“Come along now, girls,” she says loudly. “Hemaira awaits, as does your service to our great empire.” The emperor’s seal swings officiously from her belt.
The man’s eyes flicker to it, and then to us. He hisses under his breath about ungodly women as he walks away, disgusted.
“I hate pompous, puffed-up meddlers, don’t you?” White Hands humphs. Not waiting for us to answer, she points upward. “Look. The gates of Hemaira.”
As my eyes follow her hand, my jaw drops when I see the colossal walls rising above the docks, twin warrior statues guarding each of its gates. So these are the walls of Hemaira Father always told me about.
Father…
I stifle the thought by concentrating on the walls. There are only three. Three walls with three gates. Why? I turn to White Hands to ask, but she’s gesturing towards the nearest and largest entrance.
“We’re headed for Gate Emeka,” she says, nodding at the twin statues of the same stern warrior with a crown upon his head.
Emperor Emeka, the first emperor of Otera – I recognize him immediately. Tall and dark, hair closely cropped, except for the beard. His image is engraved in every temple and every hall. Those stern eyes, flaring nostrils, mouth tight and severe, are unmistakable, and so are the statues now soaring above us, their swords casting massive shadows on the crowds gathering below.
I look up at them, fear and unease rushing through me. “Well, here we are,” I whisper, bracing myself with a deep breath.
“Here we are,” Britta agrees, doing the same. Her face is even paler than usual, no trace of a smile on her lips.
Her hand nudges mine, and I squeeze it, nod tightly. She doesn’t have to say what she’s thinking; I already know. She and I will survive this – together.
White Hands leads us directly to Gate Emeka, where a river of people and animals is already streaming into the city. Westerners, Easterners, Southerners, Northerners – they all vie for space with horses, camels, and other, more exotic animals I recognize only from Father’s scrolls. Orrillions – hulking silver-furred apes with strangely humanlike faces – pull nearby chariots, their sharp horns blunted by curved golden sheaths. Mammuts plod at the front of caravans, multiple tusks protruding underneath their long, flexible trunks, ivory spikes all along their gigantic, leathery grey backs, and yet more spikes at the rounded ends of their tails. Caravan masters sit inside little tents atop them, blowing horns to herald their approach.
I wish Mother was here. She was always telling me about the Southern provinces. Even though she never regretted leaving to marry Father, she always missed the lands of her birth. All she ever wanted was for me to see them someday. To see the other side of my bloodline.
She would never have imagined me coming here as a newly recruited soldier.
Britta points to the emperor’s guards manning the gates. “Would ye look at all those jatu, Deka,” she says, gaping. Unlike the ones we saw up North, these jatu are wearing not armour and war masks, but splendid red robes, as they direct the lines of travellers and carefully inspect their documents. They all have the jatu insignia, the golden lion against the rising sun, pinned to their shoulders.
“They look very officious,” I reply, a twinge of unease running through me.
I’m distracted from them by a flash of blue. A carriage rattles past us, led by two large lizardlike creatures with wings. They make strange squawking noises deep in their throats.

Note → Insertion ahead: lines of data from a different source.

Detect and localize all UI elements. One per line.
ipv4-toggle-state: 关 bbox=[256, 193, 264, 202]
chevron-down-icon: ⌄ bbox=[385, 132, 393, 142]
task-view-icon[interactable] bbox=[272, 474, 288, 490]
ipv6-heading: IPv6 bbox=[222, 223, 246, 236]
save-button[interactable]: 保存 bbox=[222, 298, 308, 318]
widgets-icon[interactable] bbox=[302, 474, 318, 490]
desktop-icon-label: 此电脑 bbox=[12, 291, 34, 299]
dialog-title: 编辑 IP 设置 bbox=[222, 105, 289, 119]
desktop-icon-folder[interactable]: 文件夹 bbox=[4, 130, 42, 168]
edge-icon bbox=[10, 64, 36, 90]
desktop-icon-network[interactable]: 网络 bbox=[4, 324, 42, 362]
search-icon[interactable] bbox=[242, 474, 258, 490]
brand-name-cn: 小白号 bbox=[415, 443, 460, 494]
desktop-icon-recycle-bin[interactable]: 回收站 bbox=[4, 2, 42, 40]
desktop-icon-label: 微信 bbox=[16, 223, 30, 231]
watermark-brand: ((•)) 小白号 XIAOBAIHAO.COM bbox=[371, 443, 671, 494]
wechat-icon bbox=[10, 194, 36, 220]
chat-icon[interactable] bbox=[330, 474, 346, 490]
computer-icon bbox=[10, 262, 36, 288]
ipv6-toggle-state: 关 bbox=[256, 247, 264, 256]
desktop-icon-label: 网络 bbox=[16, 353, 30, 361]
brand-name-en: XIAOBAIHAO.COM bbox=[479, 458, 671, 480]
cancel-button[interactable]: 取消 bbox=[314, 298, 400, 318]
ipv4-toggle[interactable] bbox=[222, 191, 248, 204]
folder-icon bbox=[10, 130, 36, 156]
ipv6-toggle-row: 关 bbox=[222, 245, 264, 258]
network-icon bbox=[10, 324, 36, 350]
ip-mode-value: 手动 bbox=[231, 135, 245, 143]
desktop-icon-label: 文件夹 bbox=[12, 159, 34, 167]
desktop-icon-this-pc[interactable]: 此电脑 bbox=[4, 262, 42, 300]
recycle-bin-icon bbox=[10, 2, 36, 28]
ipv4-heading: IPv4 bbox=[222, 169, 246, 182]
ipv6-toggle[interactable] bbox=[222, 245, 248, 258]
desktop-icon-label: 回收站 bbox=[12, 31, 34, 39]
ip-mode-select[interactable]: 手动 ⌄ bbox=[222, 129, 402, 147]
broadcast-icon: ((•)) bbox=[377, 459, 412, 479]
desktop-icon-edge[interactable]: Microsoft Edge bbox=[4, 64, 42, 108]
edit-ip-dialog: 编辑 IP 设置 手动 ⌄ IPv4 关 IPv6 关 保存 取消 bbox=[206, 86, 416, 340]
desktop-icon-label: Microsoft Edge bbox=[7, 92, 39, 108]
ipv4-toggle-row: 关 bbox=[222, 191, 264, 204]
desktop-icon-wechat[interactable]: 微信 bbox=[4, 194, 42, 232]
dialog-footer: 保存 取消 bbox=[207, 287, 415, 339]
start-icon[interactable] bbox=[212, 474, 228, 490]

“Zerizards!” I gasp, excited.
Another type of creature Mother told me about. They’re found only in the South, where the sun is warm and the forests are endless. I squint, trying to take in their feathery blue tails, the bright red plumage crowning their heads.
“My mother loved riding them when she was young,” I say.
“They’re beautiful,” Britta replies, in awe.
Braima sniffs, tossing his black-striped hair. “They’re not as impressive as us, are they, Masaima?”
“Certainly not,” Masaima agrees.
“You’re both very beautiful too,” I soothe.
The equus twins stomp their annoyance as they lead the wagon away from the main gate towards a small side entrance, where a line of ominous-looking wagons gathers. The drivers are wearing black robes similar to White Hands’s, their faces hidden by heavy cloth hoods. At the sight of all those iron-barred doors and windows, my blood races faster and faster. These must be the wagons carrying the other alaki. Each one looks big enough to hold at least six.
Britta shifts uncomfortably in her seat. “It’s the others, isn’t it?”
“Most likely,” I reply. I can almost feel the despair rising from the wagons.
Britta reaches out her hand, and I take it. We remain silent while White Hands leads the wagon to the front of the line, where two jatu are playing owareh, a Southern board game Mother loved. The moment they glimpse her, they jerk to attention.
“My lady.” They salute, rushing to open the narrow gate.
To my surprise, they’re both speaking Oteran instead of Hemairan. But then, Hemairan is the language of the nobles and the aristocracy, the language used in the Infinite Wisdoms. The only reason I even know how to understand it is because Father’s father forced everyone in the family to memorize the Infinite Wisdoms as penance for our long-ago impurity.